The Vatican and China do not have diplomatic ties and it is unlikely that these will be established in the near future. However, in more recent years there has been an ongoing dialogue. A common factor in this engagement is that both sides are familiar with the long sweep of history that has formed their respective understandings of the world, outlooks in which a hundred years can be seen as a relatively short span of time. While developments do move slowly within such time scales, it is important to pay attention to occasional events that act as symbols of change along the winding road of historical unfolding.

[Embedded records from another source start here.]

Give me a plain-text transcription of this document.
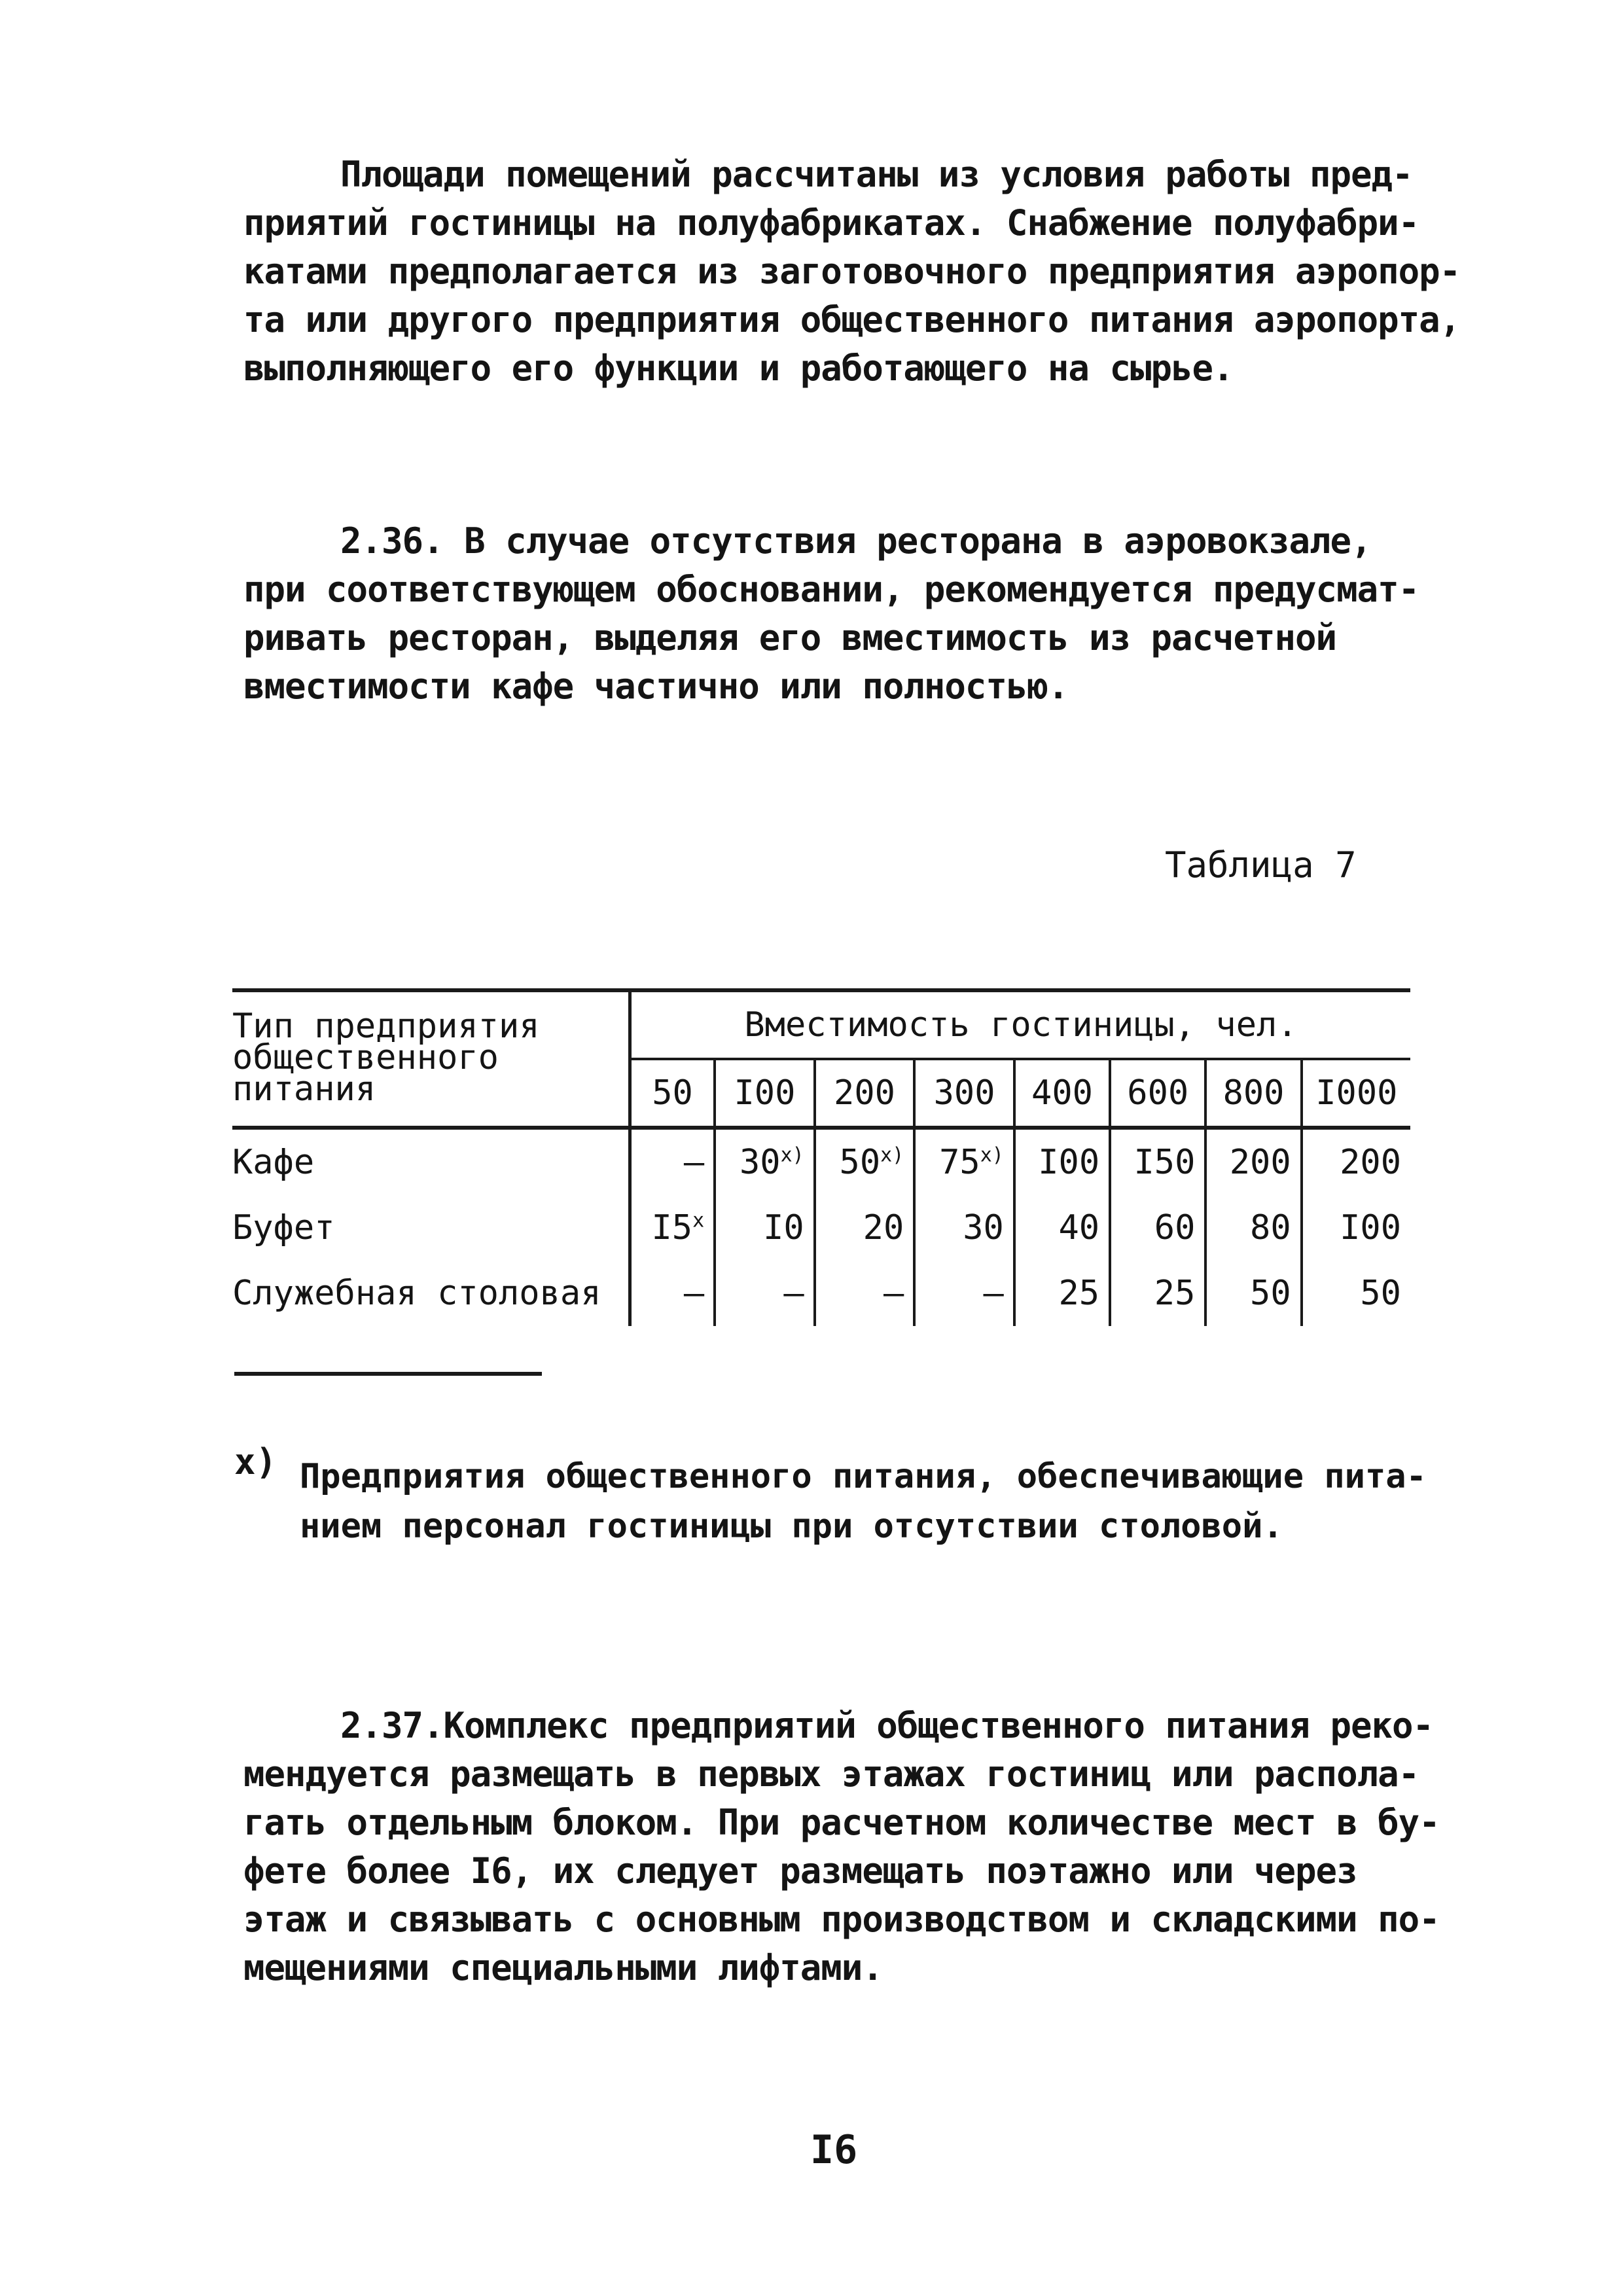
Площади помещений рассчитаны из условия работы пред-
приятий гостиницы на полуфабрикатах. Снабжение полуфабри-
катами предполагается из заготовочного предприятия аэропор-
та или другого предприятия общественного питания аэропорта,
выполняющего его функции и работающего на сырье.
2.36. В случае отсутствия ресторана в аэровокзале,
при соответствующем обосновании, рекомендуется предусмат-
ривать ресторан, выделяя его вместимость из расчетной
вместимости кафе частично или полностью.
Таблица 7
Тип предприятия общественного питания	Вместимость гостиницы, чел.							
	50	I00	200	300	400	600	800	I000
Кафе	–	30$^{x)}$	50$^{x)}$	75$^{x)}$	I00	I50	200	200
Буфет	I5$^x$	I0	20	30	40	60	80	I00
Служебная столовая	–	–	–	–	25	25	50	50
x) Предприятия общественного питания, обеспечивающие пита-
нием персонал гостиницы при отсутствии столовой.
2.37.Комплекс предприятий общественного питания реко-
мендуется размещать в первых этажах гостиниц или распола-
гать отдельным блоком. При расчетном количестве мест в бу-
фете более I6, их следует размещать поэтажно или через
этаж и связывать с основным производством и складскими по-
мещениями специальными лифтами.
I6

In 2014 Pope Francis's international travels included a visit to Korea for World Youth Day. On this occasion, there was considerable surprise when details of the flight path to Korea were announced. China had given permission for Pope Francis's flight to pass through its airspace, a decision that was seen as significant by Catholics in China.

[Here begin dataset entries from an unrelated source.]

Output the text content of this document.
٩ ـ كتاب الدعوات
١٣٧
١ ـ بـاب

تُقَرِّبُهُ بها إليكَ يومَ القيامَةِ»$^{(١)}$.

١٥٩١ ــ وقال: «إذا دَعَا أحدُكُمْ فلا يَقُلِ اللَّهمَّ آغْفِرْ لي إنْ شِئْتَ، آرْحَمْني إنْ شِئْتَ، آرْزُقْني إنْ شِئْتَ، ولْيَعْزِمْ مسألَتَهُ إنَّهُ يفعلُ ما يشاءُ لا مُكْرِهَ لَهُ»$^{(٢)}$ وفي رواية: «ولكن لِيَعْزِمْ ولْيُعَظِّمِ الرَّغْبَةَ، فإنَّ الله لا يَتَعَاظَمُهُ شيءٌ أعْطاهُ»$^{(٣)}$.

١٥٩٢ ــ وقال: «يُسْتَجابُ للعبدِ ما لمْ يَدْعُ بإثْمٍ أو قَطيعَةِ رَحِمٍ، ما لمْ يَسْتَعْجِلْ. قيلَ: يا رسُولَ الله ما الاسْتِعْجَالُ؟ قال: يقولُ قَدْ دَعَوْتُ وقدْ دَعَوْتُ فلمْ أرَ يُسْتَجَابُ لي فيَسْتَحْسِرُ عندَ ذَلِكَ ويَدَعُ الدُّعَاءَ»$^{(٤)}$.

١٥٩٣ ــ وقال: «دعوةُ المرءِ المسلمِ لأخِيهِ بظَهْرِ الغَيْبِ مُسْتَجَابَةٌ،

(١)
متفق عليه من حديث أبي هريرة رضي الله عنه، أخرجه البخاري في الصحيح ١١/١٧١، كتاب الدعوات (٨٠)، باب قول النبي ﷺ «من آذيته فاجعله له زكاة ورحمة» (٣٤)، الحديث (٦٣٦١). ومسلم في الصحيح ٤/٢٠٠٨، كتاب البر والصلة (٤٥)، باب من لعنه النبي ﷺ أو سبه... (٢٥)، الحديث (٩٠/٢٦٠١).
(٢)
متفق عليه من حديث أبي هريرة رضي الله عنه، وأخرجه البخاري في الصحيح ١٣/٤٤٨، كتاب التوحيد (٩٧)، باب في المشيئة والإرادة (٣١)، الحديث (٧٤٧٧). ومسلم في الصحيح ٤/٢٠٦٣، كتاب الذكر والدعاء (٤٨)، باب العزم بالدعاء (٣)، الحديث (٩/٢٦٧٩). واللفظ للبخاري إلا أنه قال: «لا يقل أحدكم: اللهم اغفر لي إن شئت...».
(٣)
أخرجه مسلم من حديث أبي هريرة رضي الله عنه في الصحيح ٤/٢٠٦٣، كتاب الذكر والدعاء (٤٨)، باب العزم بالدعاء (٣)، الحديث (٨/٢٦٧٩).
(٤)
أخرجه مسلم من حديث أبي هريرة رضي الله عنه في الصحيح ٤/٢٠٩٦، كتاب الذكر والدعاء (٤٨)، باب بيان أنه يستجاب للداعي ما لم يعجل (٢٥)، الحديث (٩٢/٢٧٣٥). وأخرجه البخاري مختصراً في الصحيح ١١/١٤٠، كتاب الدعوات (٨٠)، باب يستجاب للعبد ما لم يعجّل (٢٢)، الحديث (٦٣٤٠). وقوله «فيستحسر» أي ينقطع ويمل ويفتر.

On August 14th of that year, for the first time in history, a pope was flying over the world's most populated country. As is normal protocol for international papal flights, Pope Francis sent a message of goodwill to the Chinese president Xi Jinping. A few weeks later an acknowledgement was received by the Vatican. While there needs to be caution in interpreting the significance of such events, in this case, it is possible to see that time does bring its own changes.
Another event that can be seen in a similar way was the exhibition of art in Beijing from the Vatican Museums. In 2019 at the Palace Museum of the Forbidden City, the exhibition Beauty Unites Us - Chinese Art from the Vatican Museums ran from May 28th to July 17th. The 76 works from the Vatican represented secular, Buddhist and Catholic art. The event was described by the Vatican Museums director Barbara Jatta as being a "diplomacy of art", something that Pope Francis sees as an important role for the museums. While the scale of the exhibition was modest, it is important to keep in mind that such developments would have been unthinkable a mere 40 years ago, therefore indicating changes at a deeper level that are not expressed by public statements.

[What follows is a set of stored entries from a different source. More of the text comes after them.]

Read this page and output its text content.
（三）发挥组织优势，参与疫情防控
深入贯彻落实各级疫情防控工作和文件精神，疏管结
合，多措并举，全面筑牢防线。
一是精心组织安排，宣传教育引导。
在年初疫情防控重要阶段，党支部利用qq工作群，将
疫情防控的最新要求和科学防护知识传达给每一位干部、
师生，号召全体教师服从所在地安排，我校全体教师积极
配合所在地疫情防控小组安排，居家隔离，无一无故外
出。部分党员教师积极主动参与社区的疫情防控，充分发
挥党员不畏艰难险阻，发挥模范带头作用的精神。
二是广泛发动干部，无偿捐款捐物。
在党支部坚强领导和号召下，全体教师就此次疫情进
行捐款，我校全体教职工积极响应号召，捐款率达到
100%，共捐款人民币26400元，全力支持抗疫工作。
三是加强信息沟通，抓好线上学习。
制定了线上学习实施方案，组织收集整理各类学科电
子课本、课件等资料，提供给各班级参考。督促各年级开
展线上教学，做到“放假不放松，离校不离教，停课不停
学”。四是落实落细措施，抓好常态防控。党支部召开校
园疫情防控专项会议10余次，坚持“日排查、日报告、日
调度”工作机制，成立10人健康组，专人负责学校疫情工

In November 2019, as Pope Francis flew from Thailand to Japan his flight passed through Chinese airspace again. In a similar way, he sent good wishes to President Xi Jinping assuring him of his prayers for the nation and its people, invoking blessings of peace and joy. Again there is a symbolic meaning to an event of this kind when it contrasts with a history in which such events could not happen.
Chinese people often emphasize that their culture has a written history of over 5,000 years, acknowledging that, in spite of challenges along the way, a rich stream of accumulated wisdom flows within the lives of the people. Due to the large population, the long-established culture is seen as having the ability to absorb positive contributions from other parts of the world by shaping them into a form that is understandable to its own people. Viewed from this perspective, patient diplomatic effort between the Vatican and China should be seen as unfolding within the long stretches of historical time, an understanding in which meaningful developments can continue to radiate hope long after the participating people have departed from the focal point of activity.
In February 2020 as China grappled with the escalating number of COVID-19 cases, medical personnel from other parts of China arrived to Hubei province in large numbers. The president of China received messages of support from the leaders of several nations. Some countries sent medical supplies to assist in the containment efforts. In mid-February, the Vatican sent 600,000 masks to China, an undertaking of the Office of Papal Charities and the Missionary Centre of the Chinese Church in Italy. This initiative was appreciated by people in China during its time of great need.
There is a high level of awareness in China that many other countries are faced with huge challenges as they respond to the coronavirus. Chinese factories have been central to providing protective clothing and equipment that forms an essential part of virus containment efforts internationally, an involvement that the country takes very seriously.
Columban Fr Dan Troy is assigned to China.